Однажды Суханов отправился в Москву поездом номер шестнадцать, так проводница, узрев в нем родственную душу, долго плакалась, вытирала концами шерстяной шали мокрое соленое лицо, говорила: «Я живу без мужа, никто обо мне не заботится, в доме все опостылело, пустые стены, холодная плита, щи некому сготовить, – и в заключение: – Все у меня плохо, пора на берег списываться». Вот какое морское выражение у сухопутной проводницы: «Пора на берег списываться». Такую фразу только житель Мурманска или Одессы и может произнести.

Поезд тот был безалкогольным, в вагон-ресторане спиртного ни капли, зато борщ и бифштекс – отменные, видать, кухней заправлял бывший судовой кок – любитель и сам вкусно поесть, и вкусно покормить других. Картошка к бифштексу подавалась специфическая, северная – сушеная. Из вагона в вагон ходила накрашенная женщина с впалыми бледными щеками, предлагала кефир и булочки.

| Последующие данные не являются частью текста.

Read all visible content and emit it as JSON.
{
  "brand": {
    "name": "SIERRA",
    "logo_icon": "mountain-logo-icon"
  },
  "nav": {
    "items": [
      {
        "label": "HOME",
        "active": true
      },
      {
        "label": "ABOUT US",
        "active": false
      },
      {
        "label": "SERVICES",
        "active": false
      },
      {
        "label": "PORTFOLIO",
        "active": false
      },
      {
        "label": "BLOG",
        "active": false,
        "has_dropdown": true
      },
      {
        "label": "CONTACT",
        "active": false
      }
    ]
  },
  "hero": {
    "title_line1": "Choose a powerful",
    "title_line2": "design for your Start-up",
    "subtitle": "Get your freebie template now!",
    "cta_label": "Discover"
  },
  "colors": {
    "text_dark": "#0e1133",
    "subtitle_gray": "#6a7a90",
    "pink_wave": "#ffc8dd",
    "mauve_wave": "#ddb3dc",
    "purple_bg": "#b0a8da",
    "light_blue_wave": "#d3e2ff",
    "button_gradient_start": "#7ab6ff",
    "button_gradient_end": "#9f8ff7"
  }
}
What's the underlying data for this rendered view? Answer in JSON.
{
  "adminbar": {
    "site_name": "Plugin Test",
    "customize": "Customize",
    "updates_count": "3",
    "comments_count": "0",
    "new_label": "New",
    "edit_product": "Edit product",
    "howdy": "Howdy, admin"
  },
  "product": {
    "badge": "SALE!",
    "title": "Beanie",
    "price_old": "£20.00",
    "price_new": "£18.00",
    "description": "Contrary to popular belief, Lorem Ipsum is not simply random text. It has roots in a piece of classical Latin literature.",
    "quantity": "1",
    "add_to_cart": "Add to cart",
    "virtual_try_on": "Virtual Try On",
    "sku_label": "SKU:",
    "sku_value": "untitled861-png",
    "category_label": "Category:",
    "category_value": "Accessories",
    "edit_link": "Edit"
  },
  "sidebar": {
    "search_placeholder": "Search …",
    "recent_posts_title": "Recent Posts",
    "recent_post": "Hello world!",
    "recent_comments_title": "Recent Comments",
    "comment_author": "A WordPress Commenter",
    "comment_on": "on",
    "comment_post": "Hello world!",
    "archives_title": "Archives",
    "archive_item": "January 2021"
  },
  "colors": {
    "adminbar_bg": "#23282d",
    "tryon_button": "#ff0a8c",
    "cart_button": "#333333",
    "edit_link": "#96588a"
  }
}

Кто-то спросил: «Булочки свежие?» – «Конечно, не тысяча девятьсот семьдесят девятого года». На судах за хорошую шутку выдают дополнительную пайку хлеба. К таким людям Суханов всегда относился с уважением.

Парень, верховодивший за соседним столиком, начал уговаривать честную кампанию пойти завтра на кальмаров: уж очень это увлекательная штука – ловля крупных, мускулистых, прожорливых кальмаров. В Мурманске и раньше кальмары были, но только все больше мелкие, незначительные. Народ брезговал ими, рыбаки вообще нос в сторону воротили, считали, нечего пачкаться, да и недолюбливали они страшноватых, похожих на медуз морских обитателей, с нечистью сравнивали и все больше по семге стремились ударить. А тут кальмары особые появились, настоящие гиганты, приплыли с теплой водой Гольфстрима – действительно огромные, по полтора килограмма весом.

Ловят кальмаров обычной удочкой, прямо с борта. Бросает ловец в воду тройник, привязанный к прочной капроновой леске, а кальмар, дурак, он ведь ходит с ослепительной скоростью, как торпеда, заметив движение, устремляется к тройнику, хватает его с маху – крючок прямо насквозь и пролетает. Иногда на одного кальмара навешивается еще двое-трое, ошибочно посчитавших, что первый кальмар добыл что-то съестное и теперь в одиночку расправляется с вкуснятиной. Жизнь у кальмаров коллективная, ничего индивидуального у них нет и быть, как говорится, не может, вот и вытягивает иной ловец из воды вместо одного кальмара трех.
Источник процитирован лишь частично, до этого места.